Grès revêtu d'engobe blanc à décor d'émaux sur couverte • Coll. particulière
Ogata Kōrin, Papier pour envelopper l’encens avec décor de saule pleureur, entre 1704 et 1711
Kōrin, la pureté des motifs
Cette peinture servait d’emballage à des bâtons d’encens. Les lignes de pliage révèlent la finesse d’une composition qui joue sur les cadrages pour guider la silhouette élancée d’un saule pleureur, dessinée d’un coup de pinceau dans les transparences de l’encre de Chine.
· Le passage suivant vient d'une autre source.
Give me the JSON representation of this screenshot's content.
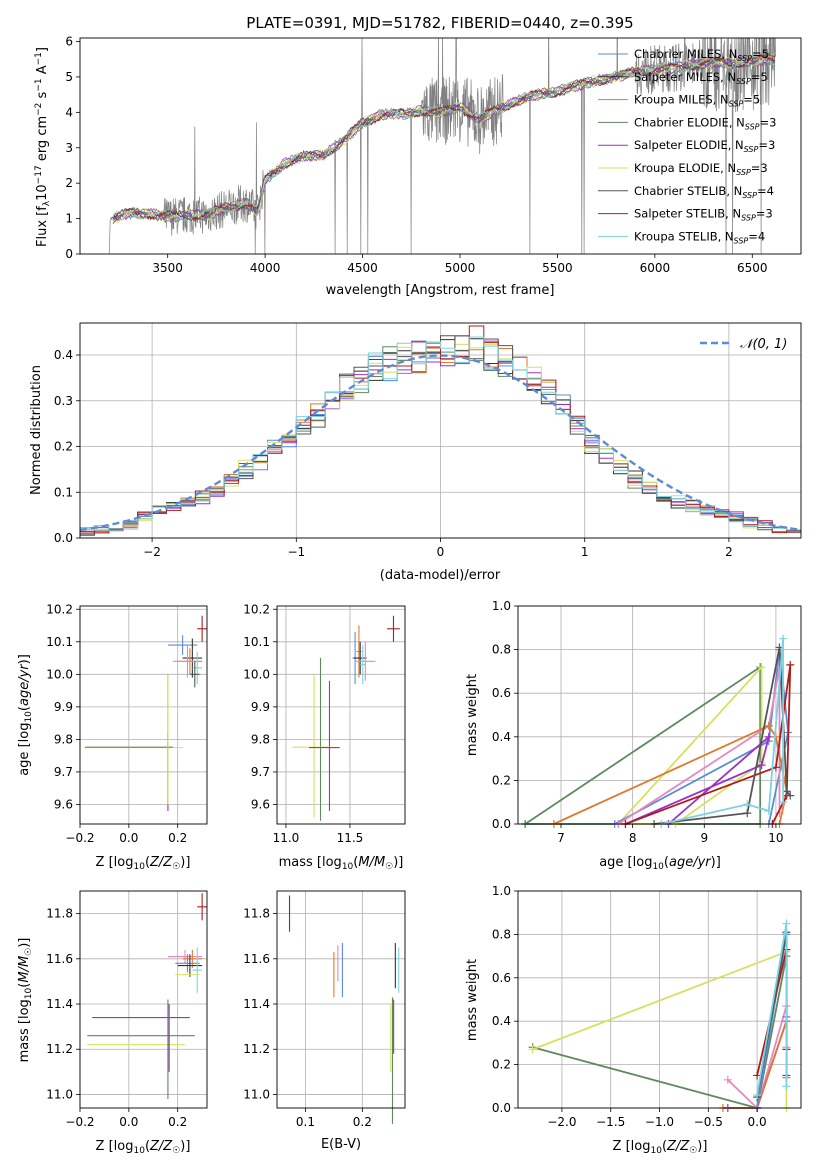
{
  "colors": {
    "obs": "#808080",
    "chabrier_miles": "#5b8bd9",
    "salpeter_miles": "#333333",
    "kroupa_miles": "#e07a2e",
    "chabrier_elodie": "#5f8a5f",
    "salpeter_elodie": "#9b30c8",
    "kroupa_elodie": "#d8e060",
    "chabrier_stelib": "#555555",
    "salpeter_stelib": "#b01c1c",
    "kroupa_stelib": "#7ad3e0",
    "normal": "#5b8bd9",
    "pink": "#e987c0"
  },
  "chart_data": [
    {
      "type": "line",
      "title": "PLATE=0391, MJD=51782, FIBERID=0440, z=0.395",
      "xlabel": "wavelength [Angstrom, rest frame]",
      "ylabel": "Flux [f_λ 10^-17 erg cm^-2 s^-1 A^-1]",
      "xlim": [
        3050,
        6750
      ],
      "ylim": [
        0,
        6.1
      ],
      "xticks": [
        3500,
        4000,
        4500,
        5000,
        5500,
        6000,
        6500
      ],
      "yticks": [
        0,
        1,
        2,
        3,
        4,
        5,
        6
      ],
      "continuum_x": [
        3210,
        3300,
        3400,
        3500,
        3600,
        3700,
        3800,
        3900,
        3960,
        4000,
        4100,
        4200,
        4300,
        4400,
        4500,
        4600,
        4700,
        4800,
        4900,
        5000,
        5100,
        5200,
        5300,
        5400,
        5500,
        5600,
        5700,
        5800,
        5900,
        6000,
        6100,
        6200,
        6300,
        6400,
        6500,
        6600
      ],
      "continuum_y": [
        1.0,
        1.15,
        1.15,
        1.05,
        1.1,
        1.1,
        1.3,
        1.45,
        1.2,
        2.1,
        2.55,
        2.75,
        2.8,
        3.2,
        3.7,
        3.95,
        3.95,
        4.05,
        4.0,
        4.15,
        3.8,
        4.1,
        4.35,
        4.5,
        4.6,
        4.75,
        4.9,
        5.0,
        5.15,
        5.2,
        5.25,
        5.35,
        5.4,
        5.4,
        5.45,
        5.5
      ],
      "series": [
        {
          "name": "Chabrier MILES, N_SSP=5"
        },
        {
          "name": "Salpeter MILES, N_SSP=5"
        },
        {
          "name": "Kroupa MILES, N_SSP=5"
        },
        {
          "name": "Chabrier ELODIE, N_SSP=3"
        },
        {
          "name": "Salpeter ELODIE, N_SSP=3"
        },
        {
          "name": "Kroupa ELODIE, N_SSP=3"
        },
        {
          "name": "Chabrier STELIB, N_SSP=4"
        },
        {
          "name": "Salpeter STELIB, N_SSP=3"
        },
        {
          "name": "Kroupa STELIB, N_SSP=4"
        }
      ],
      "legend_placement": "right",
      "grid": false
    },
    {
      "type": "histogram",
      "xlabel": "(data-model)/error",
      "ylabel": "Normed distribution",
      "xlim": [
        -2.5,
        2.5
      ],
      "ylim": [
        0,
        0.47
      ],
      "xticks": [
        -2,
        -1,
        0,
        1,
        2
      ],
      "yticks": [
        0.0,
        0.1,
        0.2,
        0.3,
        0.4
      ],
      "bin_edges": [
        -2.5,
        -2.4,
        -2.3,
        -2.2,
        -2.1,
        -2.0,
        -1.9,
        -1.8,
        -1.7,
        -1.6,
        -1.5,
        -1.4,
        -1.3,
        -1.2,
        -1.1,
        -1.0,
        -0.9,
        -0.8,
        -0.7,
        -0.6,
        -0.5,
        -0.4,
        -0.3,
        -0.2,
        -0.1,
        0.0,
        0.1,
        0.2,
        0.3,
        0.4,
        0.5,
        0.6,
        0.7,
        0.8,
        0.9,
        1.0,
        1.1,
        1.2,
        1.3,
        1.4,
        1.5,
        1.6,
        1.7,
        1.8,
        1.9,
        2.0,
        2.1,
        2.2,
        2.3,
        2.4,
        2.5
      ],
      "mean_density": [
        0.015,
        0.02,
        0.025,
        0.03,
        0.045,
        0.06,
        0.07,
        0.08,
        0.09,
        0.1,
        0.125,
        0.15,
        0.17,
        0.2,
        0.215,
        0.24,
        0.27,
        0.3,
        0.33,
        0.35,
        0.37,
        0.38,
        0.39,
        0.395,
        0.4,
        0.405,
        0.41,
        0.42,
        0.4,
        0.39,
        0.37,
        0.35,
        0.32,
        0.29,
        0.25,
        0.21,
        0.18,
        0.16,
        0.13,
        0.11,
        0.09,
        0.08,
        0.07,
        0.06,
        0.05,
        0.045,
        0.035,
        0.028,
        0.02,
        0.017
      ],
      "overlay": {
        "name": "N(0,1)",
        "type": "normal",
        "mean": 0,
        "sigma": 1,
        "style": "dashed"
      },
      "legend_label": "𝒩(0, 1)",
      "legend_placement": "top-right",
      "grid": true
    },
    {
      "type": "scatter-errorbar",
      "xlabel": "Z [log10(Z/Z☉)]",
      "ylabel": "age [log10(age/yr)]",
      "xlim": [
        -0.2,
        0.32
      ],
      "ylim": [
        9.54,
        10.21
      ],
      "xticks": [
        -0.2,
        0.0,
        0.2
      ],
      "yticks": [
        9.6,
        9.7,
        9.8,
        9.9,
        10.0,
        10.1,
        10.2
      ],
      "points": [
        {
          "c": "salpeter_stelib",
          "x": 0.3,
          "xe": 0.02,
          "y": 10.14,
          "ye": 0.04
        },
        {
          "c": "chabrier_miles",
          "x": 0.22,
          "xe": 0.06,
          "y": 10.09,
          "ye": 0.03
        },
        {
          "c": "salpeter_miles",
          "x": 0.26,
          "xe": 0.04,
          "y": 10.05,
          "ye": 0.06
        },
        {
          "c": "kroupa_miles",
          "x": 0.25,
          "xe": 0.05,
          "y": 10.04,
          "ye": 0.04
        },
        {
          "c": "pink",
          "x": 0.24,
          "xe": 0.06,
          "y": 10.04,
          "ye": 0.05
        },
        {
          "c": "kroupa_stelib",
          "x": 0.28,
          "xe": 0.02,
          "y": 10.02,
          "ye": 0.05
        },
        {
          "c": "chabrier_stelib",
          "x": 0.27,
          "xe": 0.02,
          "y": 10.0,
          "ye": 0.04
        },
        {
          "c": "kroupa_elodie",
          "x": 0.02,
          "xe": 0.2,
          "y": 9.775,
          "ye": 0.0
        },
        {
          "c": "chabrier_elodie",
          "x": 0.0,
          "xe": 0.18,
          "y": 9.776,
          "ye": 0.0
        },
        {
          "c": "salpeter_elodie",
          "x": 0.16,
          "xe": 0.0,
          "y": 9.7,
          "ye": 0.12
        },
        {
          "c": "chabrier_elodie",
          "x": 0.16,
          "xe": 0.0,
          "y": 9.8,
          "ye": 0.2
        },
        {
          "c": "kroupa_elodie",
          "x": 0.16,
          "xe": 0.0,
          "y": 9.8,
          "ye": 0.2
        }
      ]
    },
    {
      "type": "scatter-errorbar",
      "xlabel": "mass [log10(M/M☉)]",
      "ylabel": "",
      "xlim": [
        10.93,
        11.93
      ],
      "ylim": [
        9.54,
        10.21
      ],
      "xticks": [
        11.0,
        11.5
      ],
      "yticks": [
        9.6,
        9.7,
        9.8,
        9.9,
        10.0,
        10.1,
        10.2
      ],
      "points": [
        {
          "c": "salpeter_stelib",
          "x": 11.84,
          "xe": 0.05,
          "y": 10.14,
          "ye": 0.04
        },
        {
          "c": "kroupa_miles",
          "x": 11.57,
          "xe": 0.02,
          "y": 10.07,
          "ye": 0.08
        },
        {
          "c": "chabrier_miles",
          "x": 11.54,
          "xe": 0.02,
          "y": 10.05,
          "ye": 0.08
        },
        {
          "c": "salpeter_miles",
          "x": 11.58,
          "xe": 0.05,
          "y": 10.05,
          "ye": 0.05
        },
        {
          "c": "pink",
          "x": 11.62,
          "xe": 0.08,
          "y": 10.04,
          "ye": 0.06
        },
        {
          "c": "kroupa_stelib",
          "x": 11.6,
          "xe": 0.02,
          "y": 10.03,
          "ye": 0.06
        },
        {
          "c": "chabrier_elodie",
          "x": 11.27,
          "xe": 0.0,
          "y": 9.8,
          "ye": 0.25
        },
        {
          "c": "kroupa_elodie",
          "x": 11.22,
          "xe": 0.0,
          "y": 9.78,
          "ye": 0.22
        },
        {
          "c": "salpeter_elodie",
          "x": 11.34,
          "xe": 0.0,
          "y": 9.78,
          "ye": 0.2
        },
        {
          "c": "kroupa_elodie",
          "x": 11.2,
          "xe": 0.15,
          "y": 9.776,
          "ye": 0.0
        },
        {
          "c": "salpeter_elodie",
          "x": 11.3,
          "xe": 0.12,
          "y": 9.775,
          "ye": 0.0
        }
      ]
    },
    {
      "type": "line",
      "xlabel": "age [log10(age/yr)]",
      "ylabel": "mass weight",
      "xlim": [
        6.4,
        10.35
      ],
      "ylim": [
        0,
        1
      ],
      "xticks": [
        7,
        8,
        9,
        10
      ],
      "yticks": [
        0.0,
        0.2,
        0.4,
        0.6,
        0.8,
        1.0
      ],
      "series": [
        {
          "c": "chabrier_elodie",
          "x": [
            6.5,
            9.78,
            9.78,
            6.5
          ],
          "y": [
            0.0,
            0.72,
            0.0,
            0.0
          ]
        },
        {
          "c": "kroupa_elodie",
          "x": [
            7.8,
            9.8,
            9.8,
            8.6,
            7.8
          ],
          "y": [
            0.0,
            0.72,
            0.28,
            0.0,
            0.0
          ]
        },
        {
          "c": "chabrier_miles",
          "x": [
            7.75,
            9.9,
            10.05,
            10.17,
            9.9
          ],
          "y": [
            0.0,
            0.38,
            0.8,
            0.42,
            0.0
          ]
        },
        {
          "c": "salpeter_elodie",
          "x": [
            7.9,
            9.8,
            9.9,
            8.5
          ],
          "y": [
            0.0,
            0.27,
            0.4,
            0.0
          ]
        },
        {
          "c": "pink",
          "x": [
            7.8,
            9.9,
            10.05,
            10.05
          ],
          "y": [
            0.0,
            0.45,
            0.72,
            0.05
          ]
        },
        {
          "c": "kroupa_miles",
          "x": [
            6.9,
            9.9,
            10.0,
            10.15,
            10.05
          ],
          "y": [
            0.0,
            0.45,
            0.4,
            0.15,
            0.0
          ]
        },
        {
          "c": "salpeter_stelib",
          "x": [
            7.9,
            10.0,
            10.2,
            10.15,
            9.95
          ],
          "y": [
            0.0,
            0.26,
            0.73,
            0.13,
            0.0
          ]
        },
        {
          "c": "chabrier_stelib",
          "x": [
            8.3,
            9.6,
            10.05,
            10.15,
            10.2
          ],
          "y": [
            0.0,
            0.05,
            0.81,
            0.15,
            0.13
          ]
        },
        {
          "c": "kroupa_stelib",
          "x": [
            8.4,
            9.6,
            9.9,
            10.1,
            10.1
          ],
          "y": [
            0.0,
            0.09,
            0.06,
            0.85,
            0.1
          ]
        }
      ],
      "grid": true
    },
    {
      "type": "scatter-errorbar",
      "xlabel": "Z [log10(Z/Z☉)]",
      "ylabel": "mass [log10(M/M☉)]",
      "xlim": [
        -0.2,
        0.32
      ],
      "ylim": [
        10.94,
        11.9
      ],
      "xticks": [
        -0.2,
        0.0,
        0.2
      ],
      "yticks": [
        11.0,
        11.2,
        11.4,
        11.6,
        11.8
      ],
      "points": [
        {
          "c": "salpeter_stelib",
          "x": 0.3,
          "xe": 0.02,
          "y": 11.83,
          "ye": 0.06
        },
        {
          "c": "pink",
          "x": 0.23,
          "xe": 0.07,
          "y": 11.61,
          "ye": 0.03
        },
        {
          "c": "kroupa_miles",
          "x": 0.26,
          "xe": 0.04,
          "y": 11.6,
          "ye": 0.04
        },
        {
          "c": "chabrier_miles",
          "x": 0.24,
          "xe": 0.05,
          "y": 11.58,
          "ye": 0.04
        },
        {
          "c": "salpeter_miles",
          "x": 0.25,
          "xe": 0.05,
          "y": 11.57,
          "ye": 0.05
        },
        {
          "c": "kroupa_stelib",
          "x": 0.28,
          "xe": 0.02,
          "y": 11.55,
          "ye": 0.1
        },
        {
          "c": "kroupa_elodie",
          "x": 0.24,
          "xe": 0.05,
          "y": 11.53,
          "ye": 0.0
        },
        {
          "c": "salpeter_elodie",
          "x": 0.05,
          "xe": 0.2,
          "y": 11.34,
          "ye": 0.0
        },
        {
          "c": "chabrier_elodie",
          "x": 0.05,
          "xe": 0.22,
          "y": 11.26,
          "ye": 0.0
        },
        {
          "c": "kroupa_elodie",
          "x": 0.03,
          "xe": 0.2,
          "y": 11.22,
          "ye": 0.0
        },
        {
          "c": "chabrier_elodie",
          "x": 0.16,
          "xe": 0.0,
          "y": 11.2,
          "ye": 0.22
        },
        {
          "c": "salpeter_elodie",
          "x": 0.165,
          "xe": 0.0,
          "y": 11.25,
          "ye": 0.15
        }
      ]
    },
    {
      "type": "scatter-errorbar",
      "xlabel": "E(B-V)",
      "ylabel": "",
      "xlim": [
        0.05,
        0.275
      ],
      "ylim": [
        10.94,
        11.9
      ],
      "xticks": [
        0.1,
        0.2
      ],
      "yticks": [
        11.0,
        11.2,
        11.4,
        11.6,
        11.8
      ],
      "points": [
        {
          "c": "salpeter_stelib",
          "x": 0.072,
          "xe": 0.0,
          "y": 11.8,
          "ye": 0.08
        },
        {
          "c": "kroupa_miles",
          "x": 0.15,
          "xe": 0.0,
          "y": 11.53,
          "ye": 0.1
        },
        {
          "c": "pink",
          "x": 0.157,
          "xe": 0.0,
          "y": 11.58,
          "ye": 0.08
        },
        {
          "c": "chabrier_miles",
          "x": 0.165,
          "xe": 0.0,
          "y": 11.55,
          "ye": 0.12
        },
        {
          "c": "salpeter_miles",
          "x": 0.258,
          "xe": 0.0,
          "y": 11.57,
          "ye": 0.1
        },
        {
          "c": "kroupa_stelib",
          "x": 0.264,
          "xe": 0.0,
          "y": 11.55,
          "ye": 0.1
        },
        {
          "c": "chabrier_elodie",
          "x": 0.253,
          "xe": 0.0,
          "y": 11.15,
          "ye": 0.28
        },
        {
          "c": "kroupa_elodie",
          "x": 0.25,
          "xe": 0.0,
          "y": 11.25,
          "ye": 0.15
        },
        {
          "c": "salpeter_elodie",
          "x": 0.255,
          "xe": 0.0,
          "y": 11.3,
          "ye": 0.12
        }
      ]
    },
    {
      "type": "line",
      "xlabel": "Z [log10(Z/Z☉)]",
      "ylabel": "mass weight",
      "xlim": [
        -2.45,
        0.45
      ],
      "ylim": [
        0,
        1
      ],
      "xticks": [
        -2.0,
        -1.5,
        -1.0,
        -0.5,
        0.0
      ],
      "yticks": [
        0.0,
        0.2,
        0.4,
        0.6,
        0.8,
        1.0
      ],
      "series": [
        {
          "c": "chabrier_elodie",
          "x": [
            -2.3,
            0.0,
            0.3
          ],
          "y": [
            0.28,
            0.0,
            0.7
          ]
        },
        {
          "c": "kroupa_elodie",
          "x": [
            -2.3,
            0.3,
            0.3
          ],
          "y": [
            0.27,
            0.72,
            0.0
          ]
        },
        {
          "c": "pink",
          "x": [
            -0.3,
            0.0,
            0.3,
            0.3
          ],
          "y": [
            0.13,
            0.0,
            0.47,
            0.28
          ]
        },
        {
          "c": "salpeter_elodie",
          "x": [
            -0.3,
            0.0,
            0.3
          ],
          "y": [
            0.0,
            0.0,
            0.4
          ]
        },
        {
          "c": "kroupa_miles",
          "x": [
            -0.35,
            0.0,
            0.3,
            0.3
          ],
          "y": [
            0.0,
            0.0,
            0.4,
            0.14
          ]
        },
        {
          "c": "chabrier_miles",
          "x": [
            0.0,
            0.3,
            0.3
          ],
          "y": [
            0.0,
            0.8,
            0.42
          ]
        },
        {
          "c": "salpeter_stelib",
          "x": [
            0.0,
            0.3,
            0.3
          ],
          "y": [
            0.15,
            0.73,
            0.27
          ]
        },
        {
          "c": "chabrier_stelib",
          "x": [
            0.0,
            0.3,
            0.3
          ],
          "y": [
            0.05,
            0.81,
            0.15
          ]
        },
        {
          "c": "kroupa_stelib",
          "x": [
            0.0,
            0.3,
            0.3
          ],
          "y": [
            0.06,
            0.85,
            0.1
          ]
        }
      ],
      "grid": true
    }
  ]
}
Sur un fond parsemé d’or, un feuillage en vert de gris traduit la technique du tarashikomi, ces taches improvisées rendues par l’application des pigments sur un papier imbibé d’eau. L’art d’Ogata Kōrin s’affirme dans la délicatesse. En s’inspirant de Sōtatsu et Kōetsu, il multiplie les recherches autour de la stylisation des motifs traditionnels, dans ses peintures, ses paravents, ses éventails, ses ustensiles, ou encore des meubles en laque. Kōrin influencera de nombreux artistes, comme Watanabe Shikō, Fukae Roshu et Nakamura Hōchu, et, un siècle plus tard, le peintre Sakai Hōitsu consacrera sa vie à la reconnaissance et la diffusion de son œuvre. Kōrin deviendra par la suite si populaire que tout motif japonisant lui sera attribué.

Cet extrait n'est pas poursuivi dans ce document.